深度学习 —— 个人学习笔记20（转置卷积、全卷积网络）

声明

本文章为个人学习使用，版面观感若有不适请谅解，文中知识仅代表个人观点，若出现错误，欢迎各位批评指正。

三十九、转置卷积

import torch
from torch import nn

def trans_conv(X, K):
    h, w = K.shape
    Y = torch.zeros((X.shape[0] + h - 1, X.shape[1] + w - 1))
    for i in range(X.shape[0]):
        for j in range(X.shape[1]):
            Y[i: i + h, j: j + w] += X[i, j] * K
    return Y


X = torch.tensor([[0.0, 1.0], [2.0, 3.0]])
K = torch.tensor([[0.0, 1.0], [2.0, 3.0]])
print(f'基本的二维转置卷积运算 : {trans_conv(X, K)}')

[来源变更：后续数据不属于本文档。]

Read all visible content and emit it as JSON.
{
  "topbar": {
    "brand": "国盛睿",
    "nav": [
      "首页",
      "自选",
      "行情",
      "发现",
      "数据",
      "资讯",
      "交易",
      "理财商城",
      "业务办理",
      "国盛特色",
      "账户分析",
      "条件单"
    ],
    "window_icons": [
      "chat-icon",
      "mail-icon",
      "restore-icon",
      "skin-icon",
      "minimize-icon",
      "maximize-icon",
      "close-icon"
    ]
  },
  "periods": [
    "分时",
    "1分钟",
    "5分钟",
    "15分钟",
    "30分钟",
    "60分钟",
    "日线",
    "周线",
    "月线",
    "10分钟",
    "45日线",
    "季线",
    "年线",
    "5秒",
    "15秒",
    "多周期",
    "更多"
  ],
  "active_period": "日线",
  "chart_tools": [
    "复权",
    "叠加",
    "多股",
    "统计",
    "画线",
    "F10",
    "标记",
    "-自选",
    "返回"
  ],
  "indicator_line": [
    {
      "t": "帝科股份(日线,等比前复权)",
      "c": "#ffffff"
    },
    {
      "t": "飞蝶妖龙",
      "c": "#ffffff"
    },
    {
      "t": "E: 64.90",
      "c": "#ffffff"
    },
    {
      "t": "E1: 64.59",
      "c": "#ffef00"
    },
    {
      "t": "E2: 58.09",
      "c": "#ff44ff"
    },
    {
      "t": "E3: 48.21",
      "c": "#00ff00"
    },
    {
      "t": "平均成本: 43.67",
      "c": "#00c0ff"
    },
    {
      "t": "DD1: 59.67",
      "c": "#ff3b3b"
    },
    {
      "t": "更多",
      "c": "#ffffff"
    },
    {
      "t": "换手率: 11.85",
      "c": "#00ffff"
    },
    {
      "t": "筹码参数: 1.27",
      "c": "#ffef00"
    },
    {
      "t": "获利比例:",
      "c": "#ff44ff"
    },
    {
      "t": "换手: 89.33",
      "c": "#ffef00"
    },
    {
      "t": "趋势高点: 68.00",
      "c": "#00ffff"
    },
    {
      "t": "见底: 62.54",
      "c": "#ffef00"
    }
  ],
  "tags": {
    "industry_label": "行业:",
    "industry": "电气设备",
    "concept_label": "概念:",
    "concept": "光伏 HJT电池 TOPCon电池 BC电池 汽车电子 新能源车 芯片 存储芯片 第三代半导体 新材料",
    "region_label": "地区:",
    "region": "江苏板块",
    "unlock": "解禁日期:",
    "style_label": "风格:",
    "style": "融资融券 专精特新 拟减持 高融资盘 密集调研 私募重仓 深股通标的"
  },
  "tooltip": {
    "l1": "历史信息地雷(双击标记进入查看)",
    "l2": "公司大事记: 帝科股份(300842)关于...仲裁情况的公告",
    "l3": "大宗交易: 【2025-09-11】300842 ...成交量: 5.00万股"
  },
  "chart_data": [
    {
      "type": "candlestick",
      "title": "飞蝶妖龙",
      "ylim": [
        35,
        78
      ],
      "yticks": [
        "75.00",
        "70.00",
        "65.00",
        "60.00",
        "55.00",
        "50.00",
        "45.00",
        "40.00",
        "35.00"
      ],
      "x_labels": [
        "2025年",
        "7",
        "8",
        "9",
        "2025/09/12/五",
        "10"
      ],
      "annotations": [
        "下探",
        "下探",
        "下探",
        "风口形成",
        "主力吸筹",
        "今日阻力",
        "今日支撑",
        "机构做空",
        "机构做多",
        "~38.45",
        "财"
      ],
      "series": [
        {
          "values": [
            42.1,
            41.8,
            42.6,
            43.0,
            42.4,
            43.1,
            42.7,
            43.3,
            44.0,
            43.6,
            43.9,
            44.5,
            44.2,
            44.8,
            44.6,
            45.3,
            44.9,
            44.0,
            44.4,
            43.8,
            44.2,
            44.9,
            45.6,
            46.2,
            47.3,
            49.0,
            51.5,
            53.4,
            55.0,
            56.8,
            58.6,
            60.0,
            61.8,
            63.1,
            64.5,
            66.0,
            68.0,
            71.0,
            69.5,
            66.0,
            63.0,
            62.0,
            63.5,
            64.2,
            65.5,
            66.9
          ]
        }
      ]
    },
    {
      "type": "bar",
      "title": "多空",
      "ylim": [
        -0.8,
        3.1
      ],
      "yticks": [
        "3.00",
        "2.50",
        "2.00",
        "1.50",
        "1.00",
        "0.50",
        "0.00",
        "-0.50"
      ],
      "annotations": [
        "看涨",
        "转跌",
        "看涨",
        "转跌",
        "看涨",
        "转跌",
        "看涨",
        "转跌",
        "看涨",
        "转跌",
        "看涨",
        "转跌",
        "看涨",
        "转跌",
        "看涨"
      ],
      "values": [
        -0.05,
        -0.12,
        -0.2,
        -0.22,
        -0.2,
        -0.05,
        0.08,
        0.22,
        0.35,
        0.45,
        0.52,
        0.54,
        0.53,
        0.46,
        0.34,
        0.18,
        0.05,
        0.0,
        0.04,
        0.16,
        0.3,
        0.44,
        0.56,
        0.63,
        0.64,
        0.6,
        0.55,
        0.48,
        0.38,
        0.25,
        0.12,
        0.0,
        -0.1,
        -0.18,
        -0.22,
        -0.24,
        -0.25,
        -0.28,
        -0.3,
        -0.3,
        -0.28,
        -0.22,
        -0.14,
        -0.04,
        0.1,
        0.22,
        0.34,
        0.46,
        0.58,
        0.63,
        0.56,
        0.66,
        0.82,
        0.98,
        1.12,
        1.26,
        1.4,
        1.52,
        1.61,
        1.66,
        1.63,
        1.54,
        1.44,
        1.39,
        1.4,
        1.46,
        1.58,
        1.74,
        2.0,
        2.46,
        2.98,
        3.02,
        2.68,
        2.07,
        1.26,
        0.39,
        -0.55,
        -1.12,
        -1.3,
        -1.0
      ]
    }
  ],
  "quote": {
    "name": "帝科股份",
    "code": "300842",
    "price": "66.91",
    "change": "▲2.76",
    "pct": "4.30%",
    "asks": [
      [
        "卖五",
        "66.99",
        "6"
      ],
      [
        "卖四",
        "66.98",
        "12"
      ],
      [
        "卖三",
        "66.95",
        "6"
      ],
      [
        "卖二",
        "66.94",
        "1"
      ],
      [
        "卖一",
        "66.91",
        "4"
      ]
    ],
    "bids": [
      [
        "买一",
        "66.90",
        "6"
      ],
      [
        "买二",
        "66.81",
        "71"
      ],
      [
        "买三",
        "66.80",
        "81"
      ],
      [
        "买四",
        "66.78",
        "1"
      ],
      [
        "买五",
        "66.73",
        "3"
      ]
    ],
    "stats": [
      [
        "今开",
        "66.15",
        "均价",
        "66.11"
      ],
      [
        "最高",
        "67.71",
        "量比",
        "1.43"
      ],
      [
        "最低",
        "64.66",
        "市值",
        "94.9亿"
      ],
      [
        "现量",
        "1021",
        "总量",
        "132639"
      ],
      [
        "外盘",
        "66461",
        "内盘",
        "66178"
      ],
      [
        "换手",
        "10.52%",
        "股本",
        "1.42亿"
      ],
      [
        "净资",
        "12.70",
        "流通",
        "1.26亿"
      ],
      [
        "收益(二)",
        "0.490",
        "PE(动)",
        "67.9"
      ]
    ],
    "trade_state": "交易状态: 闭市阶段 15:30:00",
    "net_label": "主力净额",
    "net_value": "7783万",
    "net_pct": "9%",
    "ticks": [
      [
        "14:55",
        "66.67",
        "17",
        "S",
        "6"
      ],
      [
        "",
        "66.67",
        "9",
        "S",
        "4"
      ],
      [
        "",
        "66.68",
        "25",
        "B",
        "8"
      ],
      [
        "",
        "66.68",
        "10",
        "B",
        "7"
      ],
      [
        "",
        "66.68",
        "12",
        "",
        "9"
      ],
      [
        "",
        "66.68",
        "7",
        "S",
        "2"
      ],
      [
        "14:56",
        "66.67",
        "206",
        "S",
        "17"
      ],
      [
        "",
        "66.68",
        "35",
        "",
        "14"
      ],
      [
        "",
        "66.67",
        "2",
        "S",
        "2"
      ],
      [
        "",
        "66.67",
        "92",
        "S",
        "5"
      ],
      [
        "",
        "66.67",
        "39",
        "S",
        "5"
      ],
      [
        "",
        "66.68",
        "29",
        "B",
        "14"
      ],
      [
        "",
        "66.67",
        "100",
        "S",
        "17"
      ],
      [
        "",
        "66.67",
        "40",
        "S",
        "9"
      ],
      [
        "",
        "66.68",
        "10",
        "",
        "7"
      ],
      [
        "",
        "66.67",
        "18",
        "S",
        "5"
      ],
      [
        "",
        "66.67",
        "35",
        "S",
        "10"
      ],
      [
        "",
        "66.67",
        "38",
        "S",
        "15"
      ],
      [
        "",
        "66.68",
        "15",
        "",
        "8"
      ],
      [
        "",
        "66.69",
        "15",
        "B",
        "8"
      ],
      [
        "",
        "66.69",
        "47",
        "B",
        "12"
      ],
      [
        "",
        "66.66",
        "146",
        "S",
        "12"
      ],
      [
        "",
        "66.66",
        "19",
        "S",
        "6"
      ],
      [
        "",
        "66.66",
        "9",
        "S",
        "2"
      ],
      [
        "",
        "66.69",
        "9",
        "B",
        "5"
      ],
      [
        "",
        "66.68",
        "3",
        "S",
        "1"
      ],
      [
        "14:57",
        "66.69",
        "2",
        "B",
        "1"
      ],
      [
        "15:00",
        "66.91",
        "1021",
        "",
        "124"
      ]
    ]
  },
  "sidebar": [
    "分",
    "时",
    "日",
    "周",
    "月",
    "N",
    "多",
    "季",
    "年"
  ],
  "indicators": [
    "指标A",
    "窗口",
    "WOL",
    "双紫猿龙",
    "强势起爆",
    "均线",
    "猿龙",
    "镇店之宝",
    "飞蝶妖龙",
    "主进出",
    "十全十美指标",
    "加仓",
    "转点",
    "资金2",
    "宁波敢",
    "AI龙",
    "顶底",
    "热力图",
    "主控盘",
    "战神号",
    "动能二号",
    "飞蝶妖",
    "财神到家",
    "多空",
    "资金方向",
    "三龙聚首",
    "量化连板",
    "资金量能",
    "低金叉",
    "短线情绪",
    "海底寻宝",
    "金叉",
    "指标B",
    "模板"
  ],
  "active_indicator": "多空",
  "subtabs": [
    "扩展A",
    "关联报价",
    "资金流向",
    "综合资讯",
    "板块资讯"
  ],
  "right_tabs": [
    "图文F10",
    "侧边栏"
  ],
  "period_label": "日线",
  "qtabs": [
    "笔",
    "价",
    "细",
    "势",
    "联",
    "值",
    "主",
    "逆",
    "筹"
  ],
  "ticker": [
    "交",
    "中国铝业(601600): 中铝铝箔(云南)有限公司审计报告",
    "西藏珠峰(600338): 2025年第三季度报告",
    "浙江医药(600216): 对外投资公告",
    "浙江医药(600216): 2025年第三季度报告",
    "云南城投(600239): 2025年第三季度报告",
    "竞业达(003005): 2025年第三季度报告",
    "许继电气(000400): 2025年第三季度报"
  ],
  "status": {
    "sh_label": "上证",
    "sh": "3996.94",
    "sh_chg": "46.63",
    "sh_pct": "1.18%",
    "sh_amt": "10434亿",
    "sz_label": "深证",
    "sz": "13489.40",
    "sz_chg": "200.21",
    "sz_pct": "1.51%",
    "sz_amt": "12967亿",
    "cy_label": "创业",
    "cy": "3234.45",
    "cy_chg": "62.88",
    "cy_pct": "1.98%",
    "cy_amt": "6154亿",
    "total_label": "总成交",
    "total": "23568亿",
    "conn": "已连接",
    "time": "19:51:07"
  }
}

X, K = X.reshape(1, 1, 2, 2), K.reshape(1, 1, 2, 2)
tconv = nn.ConvTranspose2d(1, 1, kernel_size=2, bias=False)
tconv.weight.data = K
print(f'输入输出都是四维张量时 : {tconv(X)}')

# 在转置卷积中，填充被应用于输出（常规卷积将填充应用于输入）。
# 当将高和宽两侧的填充数指定为 1 时，转置卷积的输出中将删除第一和最后的行与列。
tconv = nn.ConvTranspose2d(1, 1, kernel_size=2, padding=1, bias=False)
tconv.weight.data = K
print(f'padding=1 时 : {tconv(X)}')

# 在转置卷积中，步幅被指定为中间结果（输出），而不是输入。
tconv = nn.ConvTranspose2d(1, 1, kernel_size=2, stride=2, bias=False)
tconv.weight.data = K
print(f'stride=2 时 : {tconv(X)}')

X = torch.rand(size=(1, 10, 16, 16))
conv = nn.Conv2d(10, 20, kernel_size=5, padding=2, stride=3)
tconv = nn.ConvTranspose2d(20, 10, kernel_size=5, padding=2, stride=3)
print(f'先代入卷积，再代入转置卷积形状不变 : {tconv(conv(X)).shape == X.shape}')

def corr2d(X, K):
    reduce_sum = lambda x, *args, **kwargs: x.sum(*args, **kwargs)
    h, w = K.shape
    Y = torch.zeros((X.shape[0] - h + 1, X.shape[1] - w + 1))
    for i in range(Y.shape[0]):
        for j in range(Y.shape[1]):
            Y[i, j] = reduce_sum((X[i: i + h, j: j + w] * K))
    return Y


X = torch.arange(9.0).reshape(3, 3)
K = torch.tensor([[1.0, 2.0], [3.0, 4.0]])
Y = corr2d(X, K)
print(f'二维卷积运算 : {Y}')

def kernel2matrix(K):
    k, W = torch.zeros(5), torch.zeros((4, 9))
    k[:2], k[3:5] = K[0, :], K[1, :]
    W[0, :5], W[1, 1:6], W[2, 3:8], W[3, 4:] = k, k, k, k
    return W


W = kernel2matrix(K)
print(f'稀疏权重矩阵 : {W}')

print(f'使用矩阵乘法实现卷积 : {Y == torch.matmul(W, X.reshape(-1)).reshape(2, 2)}')

Z = trans_conv(Y, K)
print(f'使用矩阵乘法实现转置卷积 : {Z == torch.matmul(W.T, Y.reshape(-1)).reshape(3, 3)}')

四十、全卷积网络（ FCN ）

import os
import torch
import time
import torchvision
from PIL import Image
from IPython import display
from torch import nn
import matplotlib.pyplot as plt
from torch.nn import functional as F
from matplotlib_inline import backend_inline

def accuracy(y_hat, y):                                                           # 定义一个函数来为预测正确的数量计数
    """计算预测正确的数量"""
    if len(y_hat.shape) > 1 and y_hat.shape[1] > 1:
        y_hat = y_hat.argmax(axis=1)
    cmp = y_hat.type(y.dtype) == y                                                # bool 类型，若预测结果与实际结果一致，则为 True
    return float(cmp.type(y.dtype).sum())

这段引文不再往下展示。